We are going to take a look at how to extract data from a table on a wikipedia page. First, lets take a look at the website we would like to scrape the data from. We will use this page.

Step 1 – Import Modules

We will need to use the following modules to complete our web-scraping:

import requests
from bs4 import BeautifulSoup
import pandas as pd

Step 2 – Save URL into a variable:

Simply copy and paste the URL into a variable, here we name the variable “URL”. This will make it easier to refer to our website in our code.

URL='https://en.wikipedia.org/wiki/List_of_largest_law_firms_by_profits_per_partner'

Step 3 – Create a function to extract the data from wikipediua into a Pandas DataFrame:

def get_table(URL, n=0):        #use n to get which table you want (0 is the default and will be the first table)
    return pd.DataFrame([[cell.text for cell in row.find_all(["th","td"])]
        for row in BeautifulSoup(requests.get(URL).content, 'html.parser').find_all("table")[(n)].find_all("tr")])

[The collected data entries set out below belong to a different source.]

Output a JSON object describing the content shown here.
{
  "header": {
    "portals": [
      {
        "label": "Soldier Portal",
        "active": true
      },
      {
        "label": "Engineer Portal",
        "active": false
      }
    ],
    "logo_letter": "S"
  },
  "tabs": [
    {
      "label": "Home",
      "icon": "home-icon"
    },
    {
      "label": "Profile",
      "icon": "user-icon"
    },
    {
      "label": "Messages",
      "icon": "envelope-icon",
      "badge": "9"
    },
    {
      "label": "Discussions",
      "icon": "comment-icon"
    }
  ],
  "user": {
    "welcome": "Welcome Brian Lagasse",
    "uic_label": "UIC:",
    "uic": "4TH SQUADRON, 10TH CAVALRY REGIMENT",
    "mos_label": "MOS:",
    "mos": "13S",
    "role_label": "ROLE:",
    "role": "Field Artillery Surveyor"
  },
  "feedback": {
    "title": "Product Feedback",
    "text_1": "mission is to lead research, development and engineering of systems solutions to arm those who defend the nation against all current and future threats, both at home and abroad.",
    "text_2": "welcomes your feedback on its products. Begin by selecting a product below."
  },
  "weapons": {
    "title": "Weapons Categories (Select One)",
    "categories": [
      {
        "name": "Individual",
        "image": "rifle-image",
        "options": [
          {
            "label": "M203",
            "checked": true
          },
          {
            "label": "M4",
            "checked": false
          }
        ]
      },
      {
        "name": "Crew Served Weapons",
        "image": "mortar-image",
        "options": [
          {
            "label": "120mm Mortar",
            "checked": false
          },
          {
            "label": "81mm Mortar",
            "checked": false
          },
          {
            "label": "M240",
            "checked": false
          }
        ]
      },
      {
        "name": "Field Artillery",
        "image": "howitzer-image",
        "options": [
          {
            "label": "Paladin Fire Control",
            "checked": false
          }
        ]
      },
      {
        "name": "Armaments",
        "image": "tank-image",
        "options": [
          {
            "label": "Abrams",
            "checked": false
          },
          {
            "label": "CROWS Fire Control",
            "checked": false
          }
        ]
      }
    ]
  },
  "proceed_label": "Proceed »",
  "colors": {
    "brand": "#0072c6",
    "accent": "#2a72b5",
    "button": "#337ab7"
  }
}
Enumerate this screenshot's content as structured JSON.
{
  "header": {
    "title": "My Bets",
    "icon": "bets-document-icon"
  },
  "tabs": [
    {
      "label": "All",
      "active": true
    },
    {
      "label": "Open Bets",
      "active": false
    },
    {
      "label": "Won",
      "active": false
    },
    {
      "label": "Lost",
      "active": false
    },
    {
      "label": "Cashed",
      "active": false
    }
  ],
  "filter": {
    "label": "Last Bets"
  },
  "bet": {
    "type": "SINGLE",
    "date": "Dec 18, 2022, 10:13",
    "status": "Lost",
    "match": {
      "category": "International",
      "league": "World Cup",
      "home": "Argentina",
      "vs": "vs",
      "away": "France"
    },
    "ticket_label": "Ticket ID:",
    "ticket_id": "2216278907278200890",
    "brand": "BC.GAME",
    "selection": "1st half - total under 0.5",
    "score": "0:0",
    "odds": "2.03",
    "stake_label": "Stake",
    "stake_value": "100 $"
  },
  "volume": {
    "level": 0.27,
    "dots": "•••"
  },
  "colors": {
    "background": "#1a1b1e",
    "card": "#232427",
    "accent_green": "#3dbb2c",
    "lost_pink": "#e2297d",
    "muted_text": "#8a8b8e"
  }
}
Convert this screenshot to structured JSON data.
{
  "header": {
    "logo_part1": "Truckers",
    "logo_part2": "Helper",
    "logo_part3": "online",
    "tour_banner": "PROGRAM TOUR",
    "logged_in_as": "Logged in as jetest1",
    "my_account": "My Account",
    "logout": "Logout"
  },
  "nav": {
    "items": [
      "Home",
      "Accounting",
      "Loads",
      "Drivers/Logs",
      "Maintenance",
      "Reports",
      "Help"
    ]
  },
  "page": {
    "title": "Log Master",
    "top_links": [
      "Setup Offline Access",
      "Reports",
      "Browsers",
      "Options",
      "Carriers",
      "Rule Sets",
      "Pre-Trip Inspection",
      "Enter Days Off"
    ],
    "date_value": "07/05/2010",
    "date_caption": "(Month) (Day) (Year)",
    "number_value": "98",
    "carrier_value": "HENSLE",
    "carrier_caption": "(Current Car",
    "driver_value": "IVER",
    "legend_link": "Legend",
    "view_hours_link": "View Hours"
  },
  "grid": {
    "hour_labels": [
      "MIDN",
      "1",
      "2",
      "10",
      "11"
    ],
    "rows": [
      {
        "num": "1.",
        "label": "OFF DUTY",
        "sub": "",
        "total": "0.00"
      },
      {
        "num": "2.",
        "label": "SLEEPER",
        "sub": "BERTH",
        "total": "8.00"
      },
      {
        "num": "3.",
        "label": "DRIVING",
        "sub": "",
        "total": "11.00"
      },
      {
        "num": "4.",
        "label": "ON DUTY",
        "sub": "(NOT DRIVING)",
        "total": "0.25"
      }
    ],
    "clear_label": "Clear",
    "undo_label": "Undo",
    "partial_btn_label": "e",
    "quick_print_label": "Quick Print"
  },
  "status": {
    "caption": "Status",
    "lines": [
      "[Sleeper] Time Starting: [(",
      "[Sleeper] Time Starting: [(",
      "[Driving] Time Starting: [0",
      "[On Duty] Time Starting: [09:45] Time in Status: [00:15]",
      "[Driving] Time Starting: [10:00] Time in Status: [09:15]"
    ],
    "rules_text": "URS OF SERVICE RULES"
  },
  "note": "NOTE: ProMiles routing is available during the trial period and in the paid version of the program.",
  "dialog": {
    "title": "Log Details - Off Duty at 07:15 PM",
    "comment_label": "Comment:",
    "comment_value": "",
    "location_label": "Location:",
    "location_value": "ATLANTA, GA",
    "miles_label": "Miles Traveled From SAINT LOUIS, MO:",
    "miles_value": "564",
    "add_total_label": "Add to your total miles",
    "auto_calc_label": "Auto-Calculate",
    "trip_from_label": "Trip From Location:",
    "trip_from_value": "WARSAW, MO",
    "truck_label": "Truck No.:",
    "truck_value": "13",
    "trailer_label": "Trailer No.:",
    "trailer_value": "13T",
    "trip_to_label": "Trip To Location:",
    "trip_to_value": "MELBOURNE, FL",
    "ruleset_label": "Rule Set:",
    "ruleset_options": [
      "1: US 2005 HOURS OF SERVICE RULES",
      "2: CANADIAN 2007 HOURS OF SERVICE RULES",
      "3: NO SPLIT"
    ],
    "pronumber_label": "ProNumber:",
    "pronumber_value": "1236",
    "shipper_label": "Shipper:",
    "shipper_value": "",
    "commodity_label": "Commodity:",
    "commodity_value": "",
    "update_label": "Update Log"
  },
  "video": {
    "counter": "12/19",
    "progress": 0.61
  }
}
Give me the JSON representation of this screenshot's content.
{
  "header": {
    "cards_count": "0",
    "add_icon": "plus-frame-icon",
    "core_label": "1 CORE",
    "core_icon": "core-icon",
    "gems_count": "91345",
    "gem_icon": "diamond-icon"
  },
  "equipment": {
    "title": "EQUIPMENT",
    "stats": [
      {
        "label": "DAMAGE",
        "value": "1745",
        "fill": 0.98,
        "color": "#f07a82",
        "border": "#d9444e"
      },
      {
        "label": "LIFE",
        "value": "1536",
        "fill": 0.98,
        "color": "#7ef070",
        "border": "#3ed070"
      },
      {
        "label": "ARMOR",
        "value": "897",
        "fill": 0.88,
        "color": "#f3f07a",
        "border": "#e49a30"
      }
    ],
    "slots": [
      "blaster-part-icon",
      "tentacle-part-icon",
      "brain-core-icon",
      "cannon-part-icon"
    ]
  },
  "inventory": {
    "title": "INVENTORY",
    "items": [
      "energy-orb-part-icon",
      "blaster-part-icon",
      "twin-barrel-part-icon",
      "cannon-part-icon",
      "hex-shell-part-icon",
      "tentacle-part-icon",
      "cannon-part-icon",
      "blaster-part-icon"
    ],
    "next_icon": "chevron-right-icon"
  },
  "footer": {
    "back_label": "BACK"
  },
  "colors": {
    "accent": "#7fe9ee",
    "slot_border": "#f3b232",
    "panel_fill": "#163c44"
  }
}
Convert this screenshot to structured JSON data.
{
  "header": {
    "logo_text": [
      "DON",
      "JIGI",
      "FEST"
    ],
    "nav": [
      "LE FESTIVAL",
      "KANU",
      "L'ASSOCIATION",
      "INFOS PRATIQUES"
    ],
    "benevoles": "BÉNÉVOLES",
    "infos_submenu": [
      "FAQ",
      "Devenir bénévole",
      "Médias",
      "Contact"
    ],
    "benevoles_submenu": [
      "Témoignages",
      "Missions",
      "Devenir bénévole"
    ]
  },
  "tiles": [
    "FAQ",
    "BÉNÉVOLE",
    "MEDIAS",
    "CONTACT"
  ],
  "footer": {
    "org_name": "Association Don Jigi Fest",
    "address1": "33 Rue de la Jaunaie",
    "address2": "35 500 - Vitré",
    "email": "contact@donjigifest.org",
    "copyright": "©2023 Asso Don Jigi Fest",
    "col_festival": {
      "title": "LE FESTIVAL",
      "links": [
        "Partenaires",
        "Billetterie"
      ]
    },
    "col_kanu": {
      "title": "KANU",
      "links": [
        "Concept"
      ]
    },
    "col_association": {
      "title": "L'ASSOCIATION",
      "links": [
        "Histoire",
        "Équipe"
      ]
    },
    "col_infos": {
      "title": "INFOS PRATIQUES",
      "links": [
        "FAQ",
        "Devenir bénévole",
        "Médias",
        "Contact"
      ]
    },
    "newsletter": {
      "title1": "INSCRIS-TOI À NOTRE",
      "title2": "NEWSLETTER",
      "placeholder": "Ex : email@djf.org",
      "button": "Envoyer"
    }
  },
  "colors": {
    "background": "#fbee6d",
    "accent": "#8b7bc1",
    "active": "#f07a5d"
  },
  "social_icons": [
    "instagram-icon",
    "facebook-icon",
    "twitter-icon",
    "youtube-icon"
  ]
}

Step 4 – Create a function to format the resulting DataFrame

When the data is first extracted, the output will not be formatted correctly, so we need to write a code to automatically format the table:

def Format(df):
    df.set_axis([x.rstrip() for x in df.iloc[0]], axis=1, inplace=True)
    df.drop(0, inplace=True)
    df.reset_index(inplace=True)
    df.drop(['index'], axis=1, inplace=True)
    return df

The webpage can be extracted by using both of these fucntions together:


Format(get_table(URL))

This code will work to extract any page on wikipedia, for example lets look at this page. If we look at the data section on this page, we see a chart showing economic data for the US. Let’s extract the data from this table:

URL='https://en.wikipedia.org/wiki/Economy_of_the_United_States?msclkid=3d62c767ae4111ecb1c6599eb44d5376#Data'

Format(get_table(URL,3))    #we use three because this is the third table on the wikipedia page.

Go try it yourself!